Wraz z Weberem napisał go były generał Bundeswehry Gert Bastian, który wraz z ikoną Zielonych Petrą Kelly służył jako listek figowy kampanii. Bastian był również jednym z członków organizacji “Generale fuer den Frieden”, założonej przez agenta Stasi i “badacza pokoju” Gerharda Kade, który pracował również dla KGB jako agent “Robust” – pisze FAZ.
DKP udało się stworzyć szeroki sojusz, w którym znalazły się duże części lewicowej SPD. Kanclerz Helmut Schmidt nie znalazł wówczas we własnej partii prawie żadnego poparcia dla dozbrojenia.
– Oczywiście kolejny kanclerz, Helmut Kohl, przeforsował decyzję o dozbrojeniu – pisze FAZ.
Po zjednoczeniu Niemiec marsze wielkanocne osłabły.
Do renesansu marszy pokojowych, jak pisze FAZ, przyczyniło się dwóch polityków. George W. Bush, z wojną w Iraku w 2003 roku, był swoistym łutem szczęścia dla ruchu pokojowego, któremu groziło zniknięcie. Drugi to Władimir Putin, który “wzmocnił antyzachodnią propagandę z pomocą skrajnej prawicy i lewicy w demokracjach Zachodu”.
Ponadto w SPD wielu nadal wierzyło w “politykę pokojową” Putina. W opublikowanych w 2015 roku wspomnieniach Erhard Eppler napisał, że agresja Putina na wschodniej Ukrainie była wyrazem “energicznej i częściowo udanej defensywy”. Eppler widział aneksję Krymu i wojnę Putina w Donbasie jako obronną odpowiedź “na rozpoznawalną próbę NATO ekspansji do centralnej Rosji i tym samym pokonania czerwonej linii Rosji”.
Niektórzy próbowali wykorzystać stare wzorce sukcesu. W listopadzie 2021 r. ukazał się “Nowy Apel z Krefeld”, który był skierowany przeciwko USA i NATO. Znalazł tylko 6000 sygnatariuszy.

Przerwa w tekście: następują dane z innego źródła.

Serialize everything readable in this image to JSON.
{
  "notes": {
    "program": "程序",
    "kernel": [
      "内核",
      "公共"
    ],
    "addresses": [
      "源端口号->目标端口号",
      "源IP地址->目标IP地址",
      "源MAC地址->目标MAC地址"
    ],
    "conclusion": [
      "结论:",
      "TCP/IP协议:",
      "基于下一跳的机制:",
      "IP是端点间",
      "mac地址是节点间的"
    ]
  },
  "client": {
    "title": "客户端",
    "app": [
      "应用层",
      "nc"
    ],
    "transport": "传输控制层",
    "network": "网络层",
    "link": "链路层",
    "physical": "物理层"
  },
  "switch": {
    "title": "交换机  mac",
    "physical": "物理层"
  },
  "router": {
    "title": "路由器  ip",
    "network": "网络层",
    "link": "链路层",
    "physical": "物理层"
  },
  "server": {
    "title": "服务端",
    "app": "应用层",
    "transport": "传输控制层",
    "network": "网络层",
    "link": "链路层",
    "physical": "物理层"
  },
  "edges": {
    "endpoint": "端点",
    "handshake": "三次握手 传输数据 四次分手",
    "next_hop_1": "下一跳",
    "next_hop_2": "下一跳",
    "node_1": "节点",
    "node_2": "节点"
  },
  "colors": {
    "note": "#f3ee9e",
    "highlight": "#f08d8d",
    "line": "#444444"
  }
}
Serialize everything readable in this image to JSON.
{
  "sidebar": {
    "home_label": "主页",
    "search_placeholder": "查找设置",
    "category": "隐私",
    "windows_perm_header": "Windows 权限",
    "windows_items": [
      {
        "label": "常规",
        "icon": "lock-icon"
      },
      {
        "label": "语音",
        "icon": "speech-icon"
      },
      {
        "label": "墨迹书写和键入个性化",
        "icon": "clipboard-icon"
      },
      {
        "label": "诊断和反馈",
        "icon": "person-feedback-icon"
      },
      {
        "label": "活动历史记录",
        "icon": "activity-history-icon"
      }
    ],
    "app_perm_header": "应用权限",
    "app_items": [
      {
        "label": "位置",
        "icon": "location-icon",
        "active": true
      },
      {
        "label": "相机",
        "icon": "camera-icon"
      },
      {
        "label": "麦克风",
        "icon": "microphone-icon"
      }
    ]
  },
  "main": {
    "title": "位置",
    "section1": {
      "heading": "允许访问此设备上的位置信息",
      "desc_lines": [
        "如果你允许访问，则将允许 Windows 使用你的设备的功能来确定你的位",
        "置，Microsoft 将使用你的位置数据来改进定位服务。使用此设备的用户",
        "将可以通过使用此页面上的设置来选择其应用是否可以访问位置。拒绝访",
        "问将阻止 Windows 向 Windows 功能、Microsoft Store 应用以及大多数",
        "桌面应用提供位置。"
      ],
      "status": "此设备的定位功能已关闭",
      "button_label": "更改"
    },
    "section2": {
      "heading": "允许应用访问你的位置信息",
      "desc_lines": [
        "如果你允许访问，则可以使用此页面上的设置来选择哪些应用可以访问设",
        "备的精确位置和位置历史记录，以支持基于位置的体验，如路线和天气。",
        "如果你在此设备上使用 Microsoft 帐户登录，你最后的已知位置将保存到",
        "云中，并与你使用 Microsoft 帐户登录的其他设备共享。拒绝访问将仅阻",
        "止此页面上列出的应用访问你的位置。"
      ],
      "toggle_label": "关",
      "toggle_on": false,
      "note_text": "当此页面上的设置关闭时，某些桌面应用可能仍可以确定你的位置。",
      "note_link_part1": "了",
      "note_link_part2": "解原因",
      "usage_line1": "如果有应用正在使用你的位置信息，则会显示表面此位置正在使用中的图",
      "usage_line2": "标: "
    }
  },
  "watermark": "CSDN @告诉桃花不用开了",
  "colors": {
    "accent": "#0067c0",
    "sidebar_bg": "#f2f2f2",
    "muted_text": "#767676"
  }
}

Obecnie ruch pokojowy jest podzielony – zauważa FAZ. Na przykład w Hamburgu związki zawodowe DGB i Lewica nie biorą udziału w marszu wielkanocnym, ponieważ inicjatorzy odrzucają dostawy broni na Ukrainę i nie potępiają rosyjskiej wojny napastniczej.

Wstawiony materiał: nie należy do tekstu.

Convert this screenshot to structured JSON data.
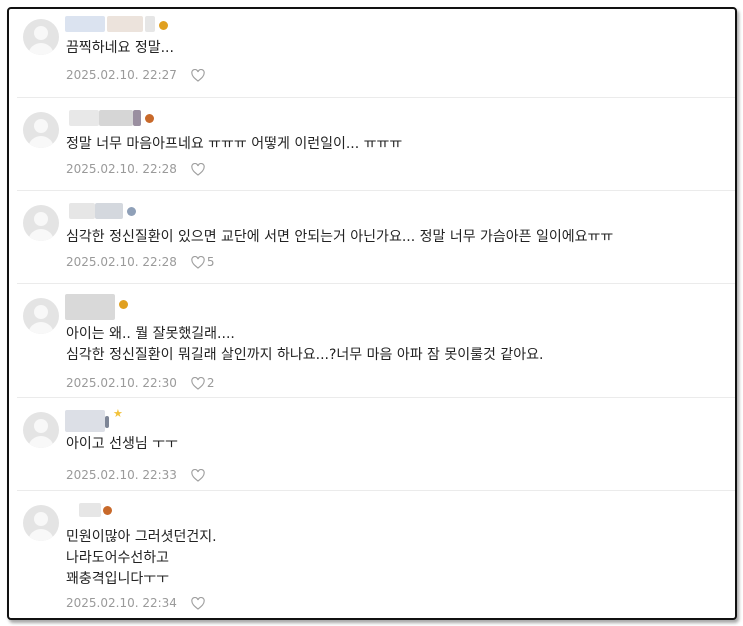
{
  "comments": [
    {
      "text": "끔찍하네요 정말...",
      "date": "2025.02.10.  22:27",
      "likes": ""
    },
    {
      "text": "정말 너무 마음아프네요 ㅠㅠㅠ 어떻게 이런일이... ㅠㅠㅠ",
      "date": "2025.02.10.  22:28",
      "likes": ""
    },
    {
      "text": "심각한 정신질환이 있으면 교단에 서면 안되는거 아닌가요... 정말 너무 가슴아픈 일이에요ㅠㅠ",
      "date": "2025.02.10.  22:28",
      "likes": "5"
    },
    {
      "text": "아이는 왜.. 뭘 잘못했길래....\n심각한 정신질환이 뭐길래 살인까지 하나요...?너무 마음 아파 잠 못이룰것 같아요.",
      "date": "2025.02.10.  22:30",
      "likes": "2"
    },
    {
      "text": "아이고 선생님 ㅜㅜ",
      "date": "2025.02.10.  22:33",
      "likes": ""
    },
    {
      "text": "민원이많아 그러셧던건지.\n나라도어수선하고\n꽤충격입니다ㅜㅜ",
      "date": "2025.02.10.  22:34",
      "likes": ""
    }
  ],
  "colors": {
    "badge_gold": "#e0a020",
    "badge_bronze": "#c8692a",
    "badge_silver": "#8fa0b8",
    "star": "#f2c23a",
    "heart": "#a0a0a0"
  },
  "icons": {
    "avatar": "default-user-silhouette",
    "like": "heart-outline-icon",
    "badge": "medal-icon",
    "star": "star-icon"
  }
}
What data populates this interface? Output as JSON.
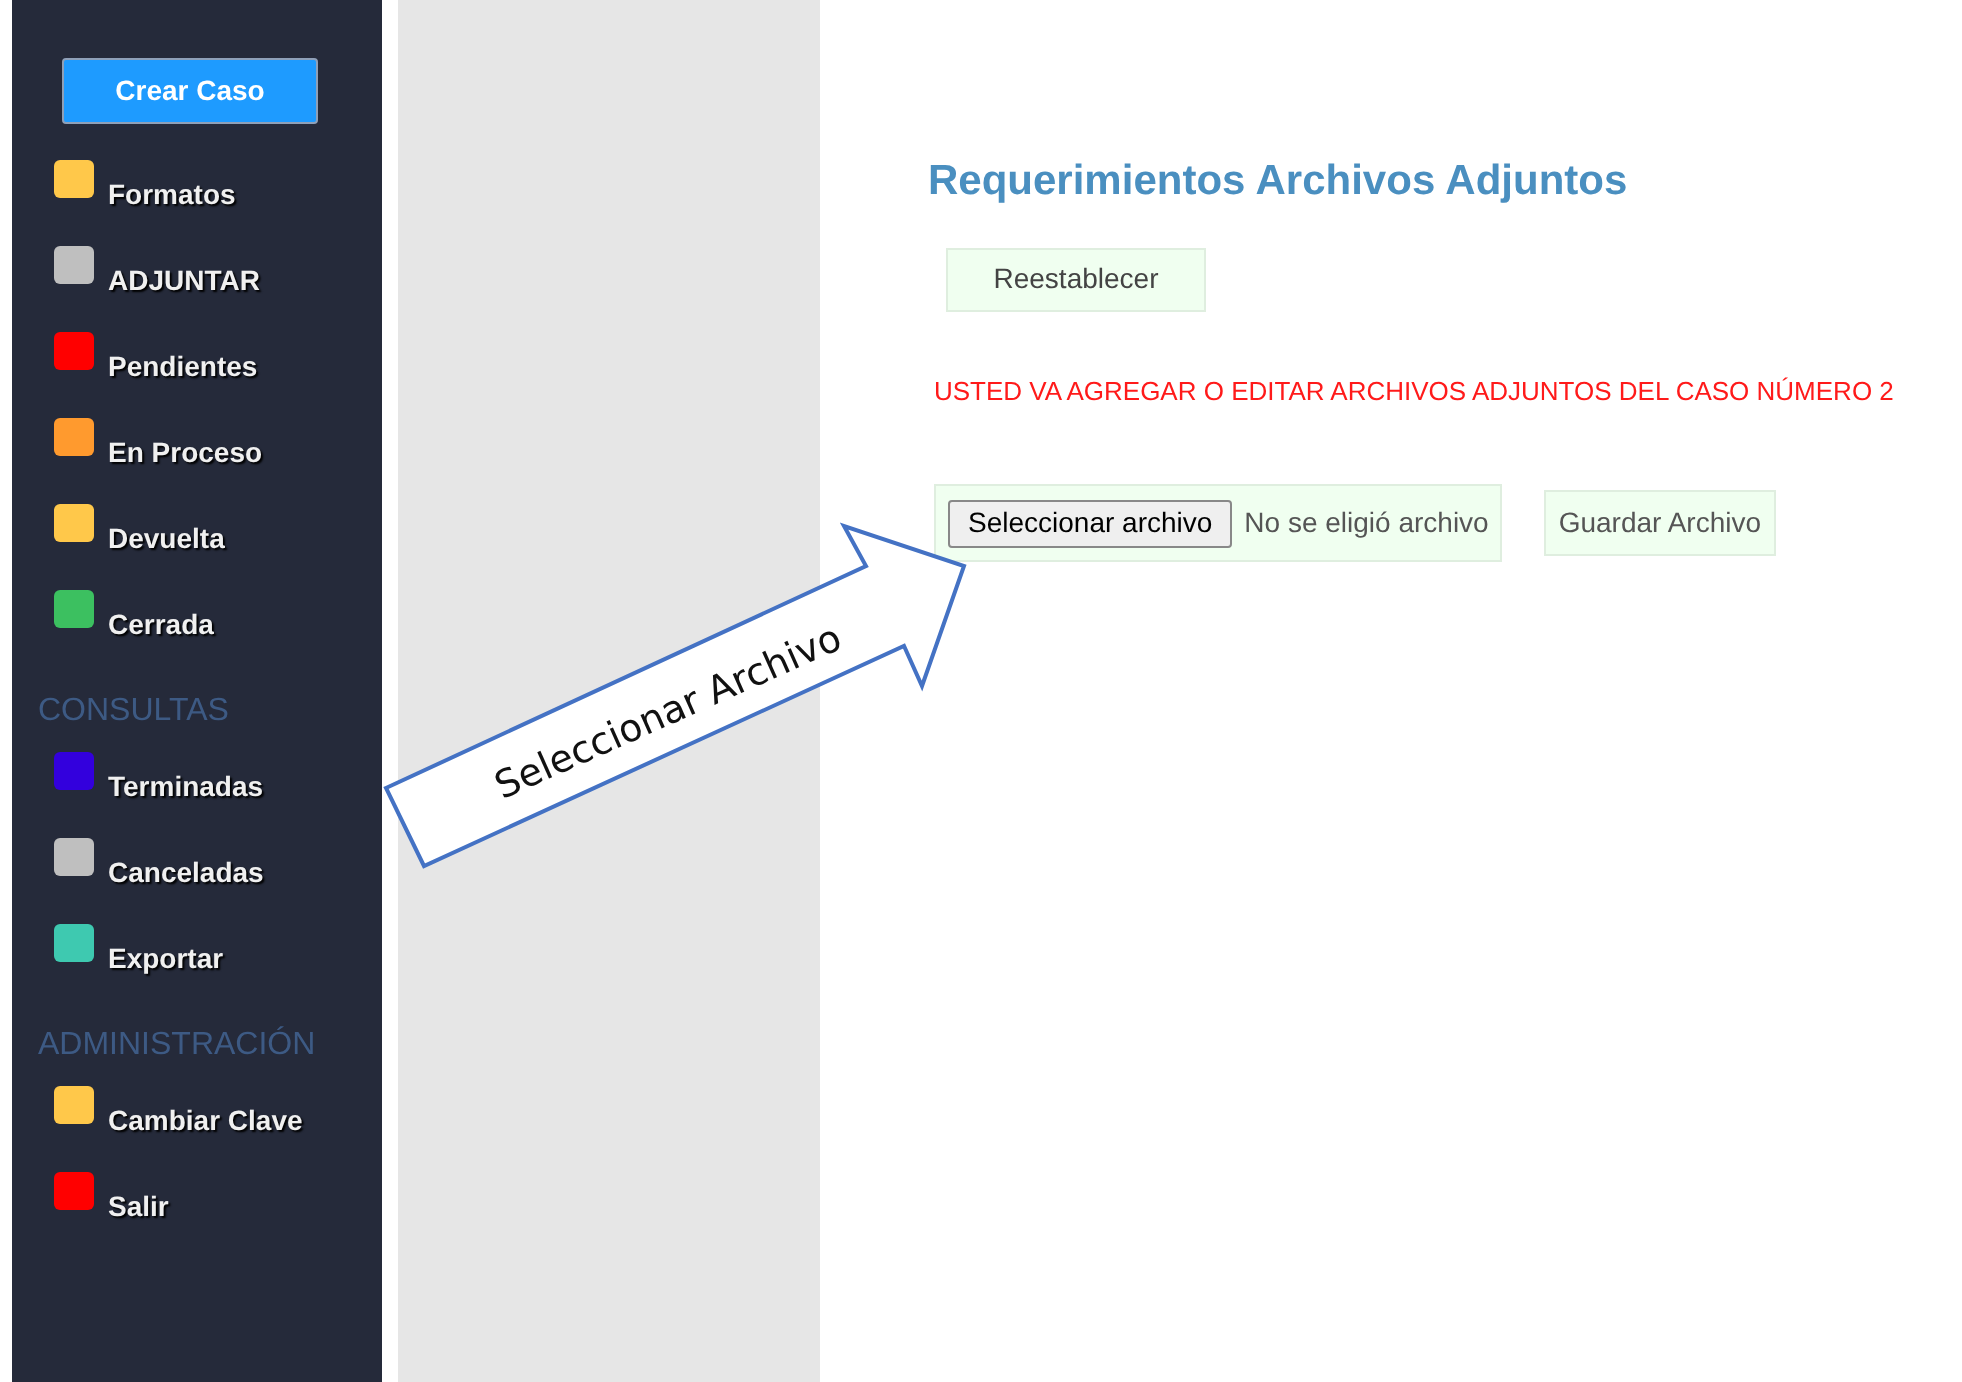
{
  "sidebar": {
    "create_button": "Crear Caso",
    "sections": [
      {
        "items": [
          {
            "label": "Formatos",
            "color": "#ffc84a"
          },
          {
            "label": "ADJUNTAR",
            "color": "#bfbfbf"
          },
          {
            "label": "Pendientes",
            "color": "#ff0000"
          },
          {
            "label": "En Proceso",
            "color": "#ff9a2e"
          },
          {
            "label": "Devuelta",
            "color": "#ffc84a"
          },
          {
            "label": "Cerrada",
            "color": "#3cc060"
          }
        ]
      },
      {
        "heading": "CONSULTAS",
        "items": [
          {
            "label": "Terminadas",
            "color": "#3300dd"
          },
          {
            "label": "Canceladas",
            "color": "#bfbfbf"
          },
          {
            "label": "Exportar",
            "color": "#3ec9b0"
          }
        ]
      },
      {
        "heading": "ADMINISTRACIÓN",
        "items": [
          {
            "label": "Cambiar Clave",
            "color": "#ffc84a"
          },
          {
            "label": "Salir",
            "color": "#ff0000"
          }
        ]
      }
    ]
  },
  "main": {
    "title": "Requerimientos Archivos Adjuntos",
    "reset_button": "Reestablecer",
    "notice": "USTED VA AGREGAR O EDITAR ARCHIVOS ADJUNTOS DEL CASO NÚMERO 2",
    "file_button": "Seleccionar archivo",
    "file_status": "No se eligió archivo",
    "save_button": "Guardar Archivo"
  },
  "callout": {
    "text": "Seleccionar Archivo"
  }
}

W tym roku marsze wielkanocne organizowane są w ponad stu miastach Niemiec. Ich głównym tematem jest wezwanie do zawieszenia broni i rozpoczęcia negocjacji pokojowych w wojnie Rosji z Ukrainą.
Tradycja pokojowych marszy wielkanocnych narodziła się w latach 50. XX wieku w Wielkiej Brytanii. Celem demonstracji było powstrzymanie zbrojeń atomowych. W Niemczech ruch wielkanocnych marszy pokojowych sięga początku lat 60. W latach 80. w marszach uczestniczyło co roku kilkaset tysięcy osób.